Sin embargo, el mundo desarrollado no ha logrado poner freno a unos movimientos que ya son parte estructural de un sistema que depende de ellos. El verdadero desafío actual de las migraciones no es el control fronterizo si no establecer políticas integradoras y canalizadoras de los beneficios que estos movimientos generan.

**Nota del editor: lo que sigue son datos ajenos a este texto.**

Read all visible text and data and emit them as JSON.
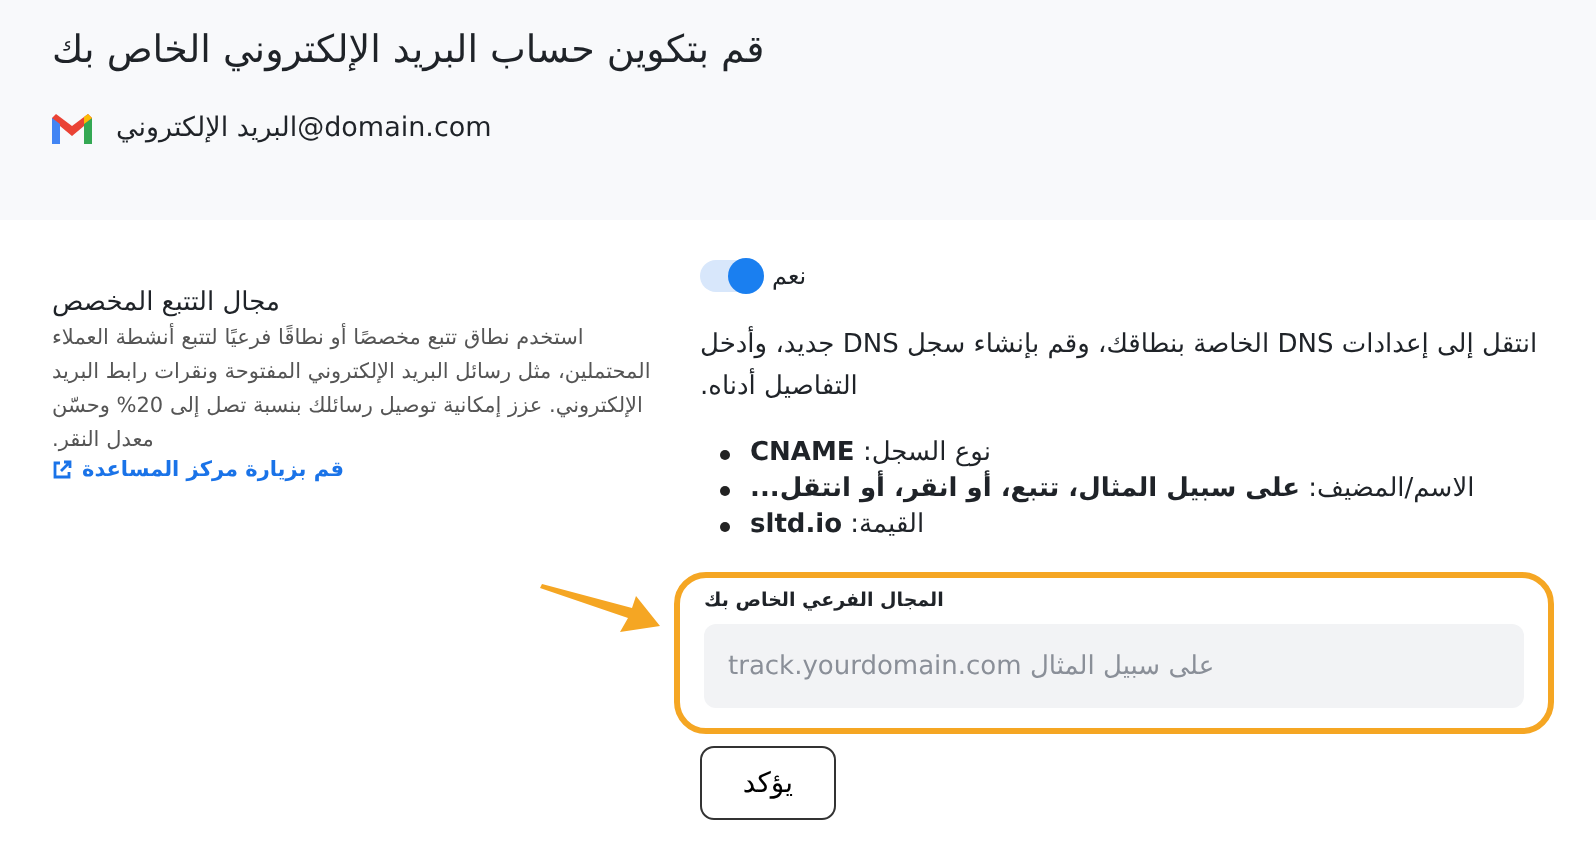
{
  "header": {
    "title": "قم بتكوين حساب البريد الإلكتروني الخاص بك",
    "account": "البريد الإلكتروني@domain.com"
  },
  "tracking": {
    "title": "مجال التتبع المخصص",
    "description": "استخدم نطاق تتبع مخصصًا أو نطاقًا فرعيًا لتتبع أنشطة العملاء المحتملين، مثل رسائل البريد الإلكتروني المفتوحة ونقرات رابط البريد الإلكتروني. عزز إمكانية توصيل رسائلك بنسبة تصل إلى 20% وحسّن معدل النقر.",
    "link": "قم بزيارة مركز المساعدة"
  },
  "toggle": {
    "label": "نعم",
    "on": true
  },
  "instructions": "انتقل إلى إعدادات DNS الخاصة بنطاقك، وقم بإنشاء سجل DNS جديد، وأدخل التفاصيل أدناه.",
  "records": [
    "نوع السجل: **CNAME**",
    "الاسم/المضيف: **على سبيل المثال، تتبع، أو انقر، أو انتقل...**",
    "القيمة: **sltd.io**"
  ],
  "subdomain": {
    "label": "المجال الفرعي الخاص بك",
    "placeholder": "على سبيل المثال track.yourdomain.com",
    "highlighted": true
  },
  "confirm_button": "يؤكد"
}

Por ello, desde este espacio de reflexión y denuncia que es el Círculo de Silencio durante este año que comienza seguiremos poniendo voz a las personas que se ven forzadas a dejar su tierra, a los que permanecen en detención prolongada por haber entrado o permanecido irregularmente en un país extranjero pese a que la detención debería ser siempre una medida excepcional de último recurso, a los miles migrantes que mueren o desaparecen en el camino cada año…
Seguiremos denunciado las dificultades con las que se encuentran los migrantes para acceder a los servicios de salud, a la vivienda, a la educación o al empleo.

También, desde el Círculo de Silencio, alzaremos nuestras voces este año para pedir al nuevo gobierno de España un compromiso decidido con el fenómeno migratorio y los desafíos que plantea.
Hoy queremos recordar que el pacto de Marrakech sobre la migración, adoptado el 10 de diciembre de 2018, es un acuerdo de mínimos de la ONU que deseamos sirva de guía para la toma de decisiones en materia de inmigración. Su importancia deriva del hecho de que coloca el fenómeno migratorio en su dimensión prospectiva e interpela a toda la humanidad. Ataca, en términos crudos, a las redes criminales que se benefician económicamente de su sufrimiento y cuyas prácticas bárbaras no pueden dejar a ningún humano civilizado insensibilizado ante esta tragedia.
Pedimos también al gobierno, que proteja de manera especial a los niños y niñas migrantes y los convierta en una prioridad a la hora de tomar decisiones políticas.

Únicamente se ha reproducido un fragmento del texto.